I would have liked more detailed examples of the carbs he was discussing when he said low carb diets don't necessarily work. The average person can skip the last lecture entirely. It's about carb loading for extreme athletes and runners, full of info they probably would already know if they were extreme athletes and not someone trying to lose weight and be healthy.
This was a short and easy 6 lectures. It's been a few weeks now, so I can't recall details. I'd like to have gotten more details and further investigations into what science does, doesn't know, and or might have wrong. A lot of the content I had learned before, but it was a great refresher and reminded to get me back into health science.
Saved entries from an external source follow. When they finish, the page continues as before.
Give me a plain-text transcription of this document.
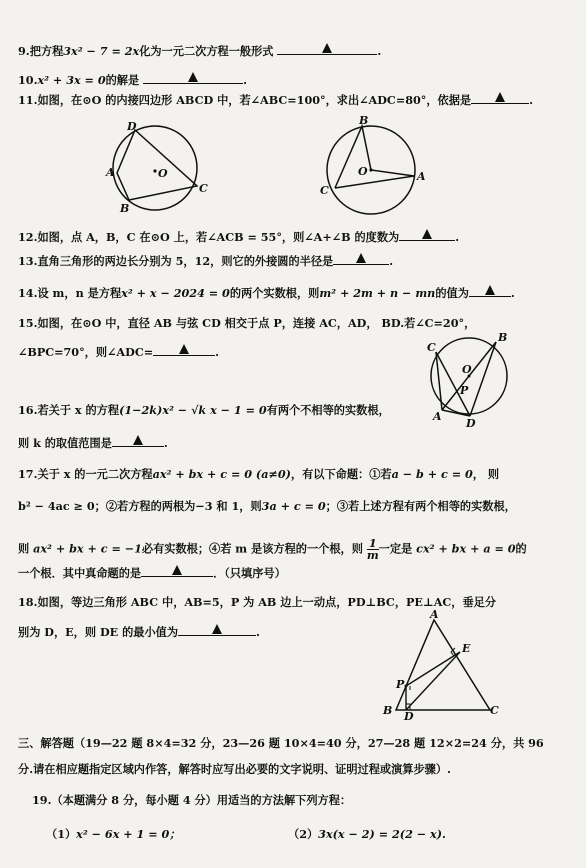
9.把方程3x² − 7 = 2x化为一元二次方程一般形式	.
10.x² + 3x = 0的解是	.
11.如图，在⊙O 的内接四边形 ABCD 中，若∠ABC=100°，求出∠ADC=80°，依据是	.
D
A	O
C
B
B
O	A
C
12.如图，点 A，B，C 在⊙O 上，若∠ACB = 55°，则∠A+∠B 的度数为	.
13.直角三角形的两边长分别为 5，12，则它的外接圆的半径是	.
14.设 m，n 是方程x² + x − 2024 = 0的两个实数根，则m² + 2m + n − mn的值为	.
15.如图，在⊙O 中，直径 AB 与弦 CD 相交于点 P，连接 AC，AD， BD.若∠C=20°，
∠BPC=70°，则∠ADC=	.	C
B
O
P
A
D
16.若关于 x 的方程(1−2k)x² − √k x − 1 = 0有两个不相等的实数根，
则 k 的取值范围是	.
17.关于 x 的一元二次方程ax² + bx + c = 0 (a≠0)，有以下命题：①若a − b + c = 0， 则
b² − 4ac ≥ 0；②若方程的两根为−3 和 1，则3a + c = 0；③若上述方程有两个相等的实数根，
则 ax² + bx + c = −1必有实数根；④若 m 是该方程的一个根，则 $\frac{1}{m}$ 一定是 cx² + bx + a = 0的
一个根．其中真命题的是	．（只填序号）
18.如图，等边三角形 ABC 中，AB=5，P 为 AB 边上一动点，PD⊥BC，PE⊥AC，垂足分
别为 D，E，则 DE 的最小值为	.
A
E
P
B D	C
三、解答题（19—22 题 8×4=32 分，23—26 题 10×4=40 分，27—28 题 12×2=24 分，共 96
分.请在相应题指定区域内作答，解答时应写出必要的文字说明、证明过程或演算步骤）.
19.（本题满分 8 分，每小题 4 分）用适当的方法解下列方程：
（1）x² − 6x + 1 = 0；	（2）3x(x − 2) = 2(2 − x).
This book deals with common myths regarding nutritions for workout performance, extreme sports, or weight loss. While I agree with everything he said, there wasn’t any new practical takeaways. I got the audiobook from a free library prescription and listened to it on double speed while doing chores. Personally I wouldn’t pay for it or spend the whole three hours on this.
Interesting and jam packed with a ton of information. In this short course/audio he goes through many different accepted truths about fitness and nutrition and attempts to put them right. Whilst most of what he says makes sense, I wish for more evidence for some of it. Overall, it was good and well narrated.
A collection of lectures by professors breaking down fact from fiction in regard to nutrition and health. A quick yet informative listen, perfect for anyone curious about the need for supplements, intensity and frequency of workouts, water consumption and more.
Interesting to listen to and I like the focus on peer reviewed studies. But there is so much information from so many different people and studies can be changed to fit any narrative. I’m still confused about what is the best way to care for my body.